UK-Rwanda:Furious Greening to order freeze on £16m Rwanda aid after fears its military is helping rebels in Congo

  • Britain is expected to suspend support to Rwanda by the end of the year
  • Several countries have already frozen funds amid fears the country’s military is supporting rebels in Congo
  • Foreign aid makes up 40 per cent of Rwanda’s budget

Britain is poised to freeze aid to Rwanda amid fears that the country’s military is supporting rebels in Congo. International Development Secretary Justine Greening is expected to suspend support by the end of the year after the EU announced plans to freeze its £140million aid programme to the East African nation. She is understood to be furious with her predecessor Andrew Mitchell for reinstating £8million of the payments on his last day in office against officials’ advice.

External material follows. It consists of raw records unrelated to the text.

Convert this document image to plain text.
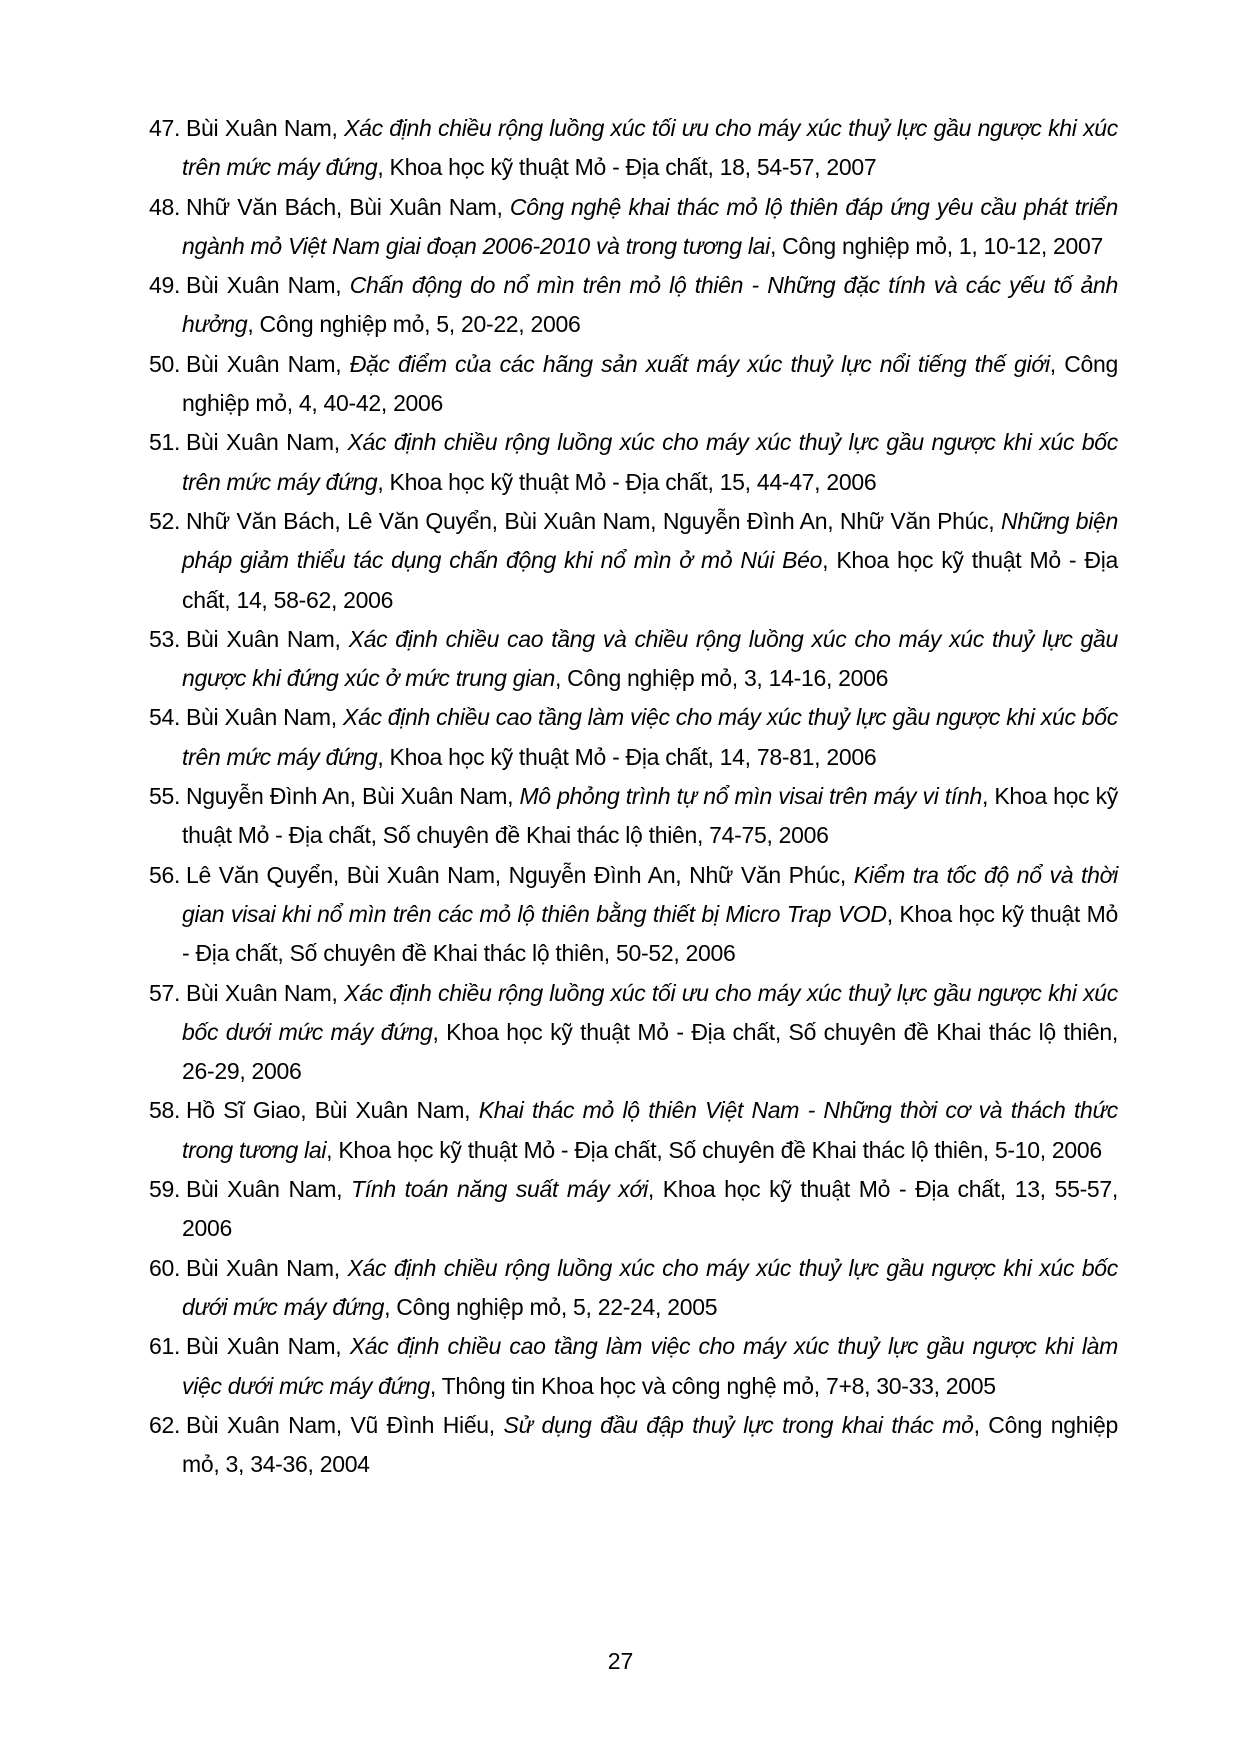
47. Bùi Xuân Nam, Xác định chiều rộng luồng xúc tối ưu cho máy xúc thuỷ lực gầu ngược khi xúc trên mức máy đứng, Khoa học kỹ thuật Mỏ - Địa chất, 18, 54-57, 2007
48. Nhữ Văn Bách, Bùi Xuân Nam, Công nghệ khai thác mỏ lộ thiên đáp ứng yêu cầu phát triển ngành mỏ Việt Nam giai đoạn 2006-2010 và trong tương lai, Công nghiệp mỏ, 1, 10-12, 2007
49. Bùi Xuân Nam, Chấn động do nổ mìn trên mỏ lộ thiên - Những đặc tính và các yếu tố ảnh hưởng, Công nghiệp mỏ, 5, 20-22, 2006
50. Bùi Xuân Nam, Đặc điểm của các hãng sản xuất máy xúc thuỷ lực nổi tiếng thế giới, Công nghiệp mỏ, 4, 40-42, 2006
51. Bùi Xuân Nam, Xác định chiều rộng luồng xúc cho máy xúc thuỷ lực gầu ngược khi xúc bốc trên mức máy đứng, Khoa học kỹ thuật Mỏ - Địa chất, 15, 44-47, 2006
52. Nhữ Văn Bách, Lê Văn Quyển, Bùi Xuân Nam, Nguyễn Đình An, Nhữ Văn Phúc, Những biện pháp giảm thiểu tác dụng chấn động khi nổ mìn ở mỏ Núi Béo, Khoa học kỹ thuật Mỏ - Địa chất, 14, 58-62, 2006
53. Bùi Xuân Nam, Xác định chiều cao tầng và chiều rộng luồng xúc cho máy xúc thuỷ lực gầu ngược khi đứng xúc ở mức trung gian, Công nghiệp mỏ, 3, 14-16, 2006
54. Bùi Xuân Nam, Xác định chiều cao tầng làm việc cho máy xúc thuỷ lực gầu ngược khi xúc bốc trên mức máy đứng, Khoa học kỹ thuật Mỏ - Địa chất, 14, 78-81, 2006
55. Nguyễn Đình An, Bùi Xuân Nam, Mô phỏng trình tự nổ mìn visai trên máy vi tính, Khoa học kỹ thuật Mỏ - Địa chất, Số chuyên đề Khai thác lộ thiên, 74-75, 2006
56. Lê Văn Quyển, Bùi Xuân Nam, Nguyễn Đình An, Nhữ Văn Phúc, Kiểm tra tốc độ nổ và thời gian visai khi nổ mìn trên các mỏ lộ thiên bằng thiết bị Micro Trap VOD, Khoa học kỹ thuật Mỏ - Địa chất, Số chuyên đề Khai thác lộ thiên, 50-52, 2006
57. Bùi Xuân Nam, Xác định chiều rộng luồng xúc tối ưu cho máy xúc thuỷ lực gầu ngược khi xúc bốc dưới mức máy đứng, Khoa học kỹ thuật Mỏ - Địa chất, Số chuyên đề Khai thác lộ thiên, 26-29, 2006
58. Hồ Sĩ Giao, Bùi Xuân Nam, Khai thác mỏ lộ thiên Việt Nam - Những thời cơ và thách thức trong tương lai, Khoa học kỹ thuật Mỏ - Địa chất, Số chuyên đề Khai thác lộ thiên, 5-10, 2006
59. Bùi Xuân Nam, Tính toán năng suất máy xới, Khoa học kỹ thuật Mỏ - Địa chất, 13, 55-57, 2006
60. Bùi Xuân Nam, Xác định chiều rộng luồng xúc cho máy xúc thuỷ lực gầu ngược khi xúc bốc dưới mức máy đứng, Công nghiệp mỏ, 5, 22-24, 2005
61. Bùi Xuân Nam, Xác định chiều cao tầng làm việc cho máy xúc thuỷ lực gầu ngược khi làm việc dưới mức máy đứng, Thông tin Khoa học và công nghệ mỏ, 7+8, 30-33, 2005
62. Bùi Xuân Nam, Vũ Đình Hiếu, Sử dụng đầu đập thuỷ lực trong khai thác mỏ, Công nghiệp mỏ, 3, 34-36, 2004
27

The US, Germany, the Netherlands and Sweden have also suspended financial support over allegations the Rwandan military is backing a murderous rebellion in the neighbouring Democratic Republic of the Congo. In the past six months, the M23 militia group has driven 470,000 people from their homes and has been accused of killing and raping civilians. Its leader Bosco Ntaganda is wanted by the international criminal court for war crimes. Rwanda’s President Paul Kagame – who has been wooed by prime ministers including Tony Blair and David Cameron – has denied his country’s military is backing the rebels.

Britain – the largest bilateral donor to Rwanda – had put £16million of aid on hold after the allegations surfaced in June. Mr Mitchell personally intervened to unblock half of Britain’s donation just six weeks later – reportedly against the advice of experts. The decision was made despite evidence from UN experts that Rwandan troops and weaponry were slipping across the country’s border to support the M23.

Carina Tertsakian, of Rwanda for Human Rights Watch, said Mr Mitchell’s decision was ‘counter productive’. ‘It gave the signal everything was fine. It was premature,’ she added. Sources at the Department for International

Development have indicated Mr Mitchell’s decision is likely to be reversed when the budget is reviewed in December. One said: ‘Justine Greening will be looking very closely at the issue of budget support to Rwanda.’

Foreign Office minister Mark Simmonds told the UN yesterday: ‘There can be no possible justification for such support, whether in terms of military hardware, or strategic advice. It must stop. ‘And there can be no impunity for those who violate human rights.’

Conservative support for Rwanda was seen as the key to detoxifying the party’s image in the run-up to the last election. Mr Mitchell was responsible for founding Project Umubano, which sent many MPs and Cabinet ministers to Rwanda and Sierra Leone to help with building projects.

Mr Kagame has been repeatedly wooed by Labour and Conservative politicians and even addressed the Tory party conference in 2007. Rwanda relies on foreign aid for roughly 40 per cent of its budget.

Jean Michel Dumond, the EU’s ambassador to Congo, said on Wednesday: ‘It was agreed to freeze budgetary assistance and to not agree to any supplementary budgetary credit for Rwanda without them giving signs of co-operating.’

Yesterday at the UN, Mr Kagame rejected allegations that Rwanda was supporting the rebels and hit out at the West for cutting aid. ‘Solving the crisis will be impossible if the international community continues to define the issue erroneously,’ he said.